3. Someone added hardware to your computer. DNC systems typically use a COM port for communication. Port COM1 uses an interrupt signal called IRQ4 while COM2 uses IRQ3. Make sure that new cards do not share your DNC interrupt. Note that extra ports COM3 and COM4 also use IRQ4 and IRQ3. If your DNC uses COM1, don't add a mouse or modem to COM3. If your DNC uses COM2, don't add anything to COM4.
4. Someone (maybe you) added new software to the DNC computer. If only software was added, check the DOS autoexec.bat and config.sys boot files for any changes. Mouse and network drivers that reference COM ports or IRQ signals can cause problems even if the hardware is not installed. You may add "rem" to the beginning of any suspicious lines in your boot files to temporarily remove them for testing. For safety, copy your working boot files to new names, say "autoexec.ok".

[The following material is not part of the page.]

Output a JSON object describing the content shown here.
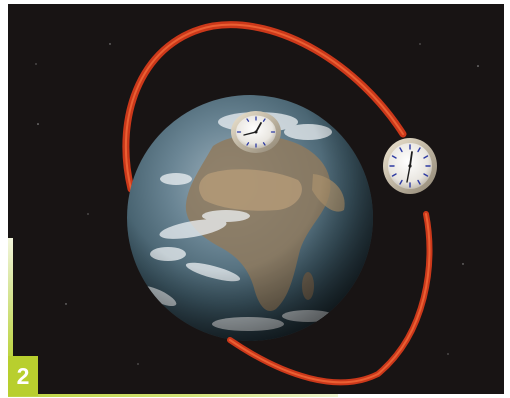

5. The DNC computer was recently used to test programs of unknown origin. Perhaps a computer virus has infected your system. Buy a current release of a virus scanning program and pray. If you have a virus, you must carefully inspect all computers and all floppy disks.
6. Don't overlook the obvious (which can be easy to fix). Make sure all cables are properly seated on the correct connectors. Trace all wiring to make sure nothing has been stretched, nicked or cut.